Moreover, SOD, GSH and GSH-Px levels in ethanol-induced group significantly decreased. But these indices in groups with FS extracts were significantly higher (p＜0.01) than those in ethanol model group.SOD, GSH and GSH-Px were cell's defense systems against oxidative stress. GSH was a free radical scavenger that, if decreased, predisposes to lipid peroxidation by other factors. Acute ethanol intake inhibits GSH synthesis, and acetaldehyde decreases GSH activity by binding with cysteine in GSH (Daniell,1998). It indicated that FS could protect hepatocytes against ethanol-induced damage by enhancing antioxidant capabilities. Hence, FS had a protective effect in hepatocytes and mouse model of acute liver injury induced by ethanol in antioxidant activities.
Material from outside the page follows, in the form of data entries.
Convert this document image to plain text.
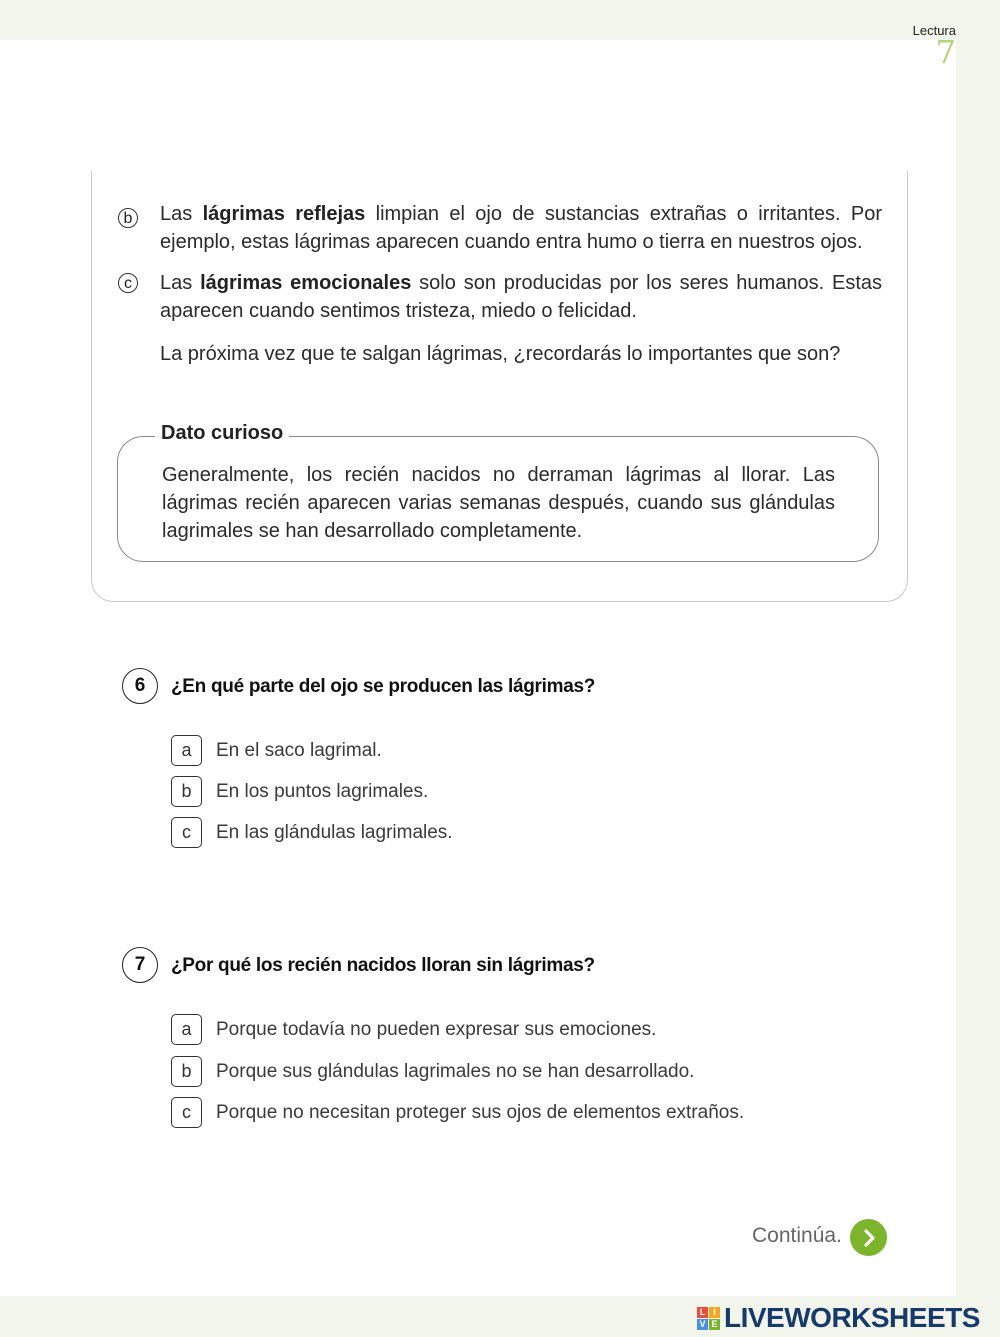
Lectura
7
b Las lágrimas reflejas limpian el ojo de sustancias extrañas o irritantes. Por ejemplo, estas lágrimas aparecen cuando entra humo o tierra en nuestros ojos.
c	Las lágrimas emocionales solo son producidas por los seres humanos. Estas aparecen cuando sentimos tristeza, miedo o felicidad.
La próxima vez que te salgan lágrimas, ¿recordarás lo importantes que son?
Dato curioso
Generalmente, los recién nacidos no derraman lágrimas al llorar. Las lágrimas recién aparecen varias semanas después, cuando sus glándulas lagrimales se han desarrollado completamente.
6	¿En qué parte del ojo se producen las lágrimas?
a	En el saco lagrimal.
b	En los puntos lagrimales.
c	En las glándulas lagrimales.
7	¿Por qué los recién nacidos lloran sin lágrimas?
a	Porque todavía no pueden expresar sus emociones.
b	Porque sus glándulas lagrimales no se han desarrollado.
c	Porque no necesitan proteger sus ojos de elementos extraños.
Continúa.
L I
V E LIVEWORKSHEETS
GSTA1 was a key enzyme in the glutathione binding reaction, which played an important role in the metabolism of ethanol. Main functions of GSTA1 were to catalyze reduced glutathione combined with electrophilic substrates or by the non-enzymatic combination with a various potential toxicities in the body from some chemical carcinogens, dyes and lipotropy compounds in body, and to achieve the goal of detoxification. Liver injury induced by ethanol was mainly due to the changes of free radicals. According to the previous studies, an early emergence in the early stage of acute alcoholic liver injuries and a decrease of GSTA1 contents in livers were found (Ma et al.,2017). Compared with the model group, the contents of GSTA1 in FS group culture supernatant were significantly decreased and the same change was observed in the serum (from 4.88 to 3.34 ng • mL-1in supernatant, 6.30 to 3.21 ng • mL-1in serum), but it increased in liver (from 4.77 to 8.10 ng • mL-1). The contents of GSTA1 in mice with Silymarin, had no significant difference, when compared to FS high-dose groups (200 μg • mL-1in vitro, 200 mg • kg-1in vivo).In addition, all the targets of high-dose FS extract group (200 mg • kg-1) were almost similar to Silymarin group in mice. Silymarin was used as positive drug with hepatoprotective effects in this study which had a significant antioxidant effect, as used in clinical drug treatment of alcoholic liver injury (Crocenzi and Roma, 2006). According to the results above, it suggested that FS could not only reduce peroxidation and protect cell membrane, but also inhibit mitochondrial damage. The results indicated that FS had a good effect against ethanol-induced injuries in hepatocytes and reduced GSTA1 release. According to the pathological changes, it was clear that high-dose FS had a similar degree of hepatoprotective function to Silymarin in ethanol-induced acute livery injuries.

Conclusions

Taken together, the present study provided experimental evidence that FS ethanol-extracts had significant protective effects against liver injuries induced by ethanol via modulating detoxification enzymes(GSTA1 and GSH-Px) and antioxidative enzymes(SOD and GSH). It could be concluded that FS extracts could not only promote the metabolism of ethanol in vivo, but also eliminated the toxic effects of ethanol metabolism. Therefore, Folium syringae had obvious protective effects on acute ethanol-induced liver injuries.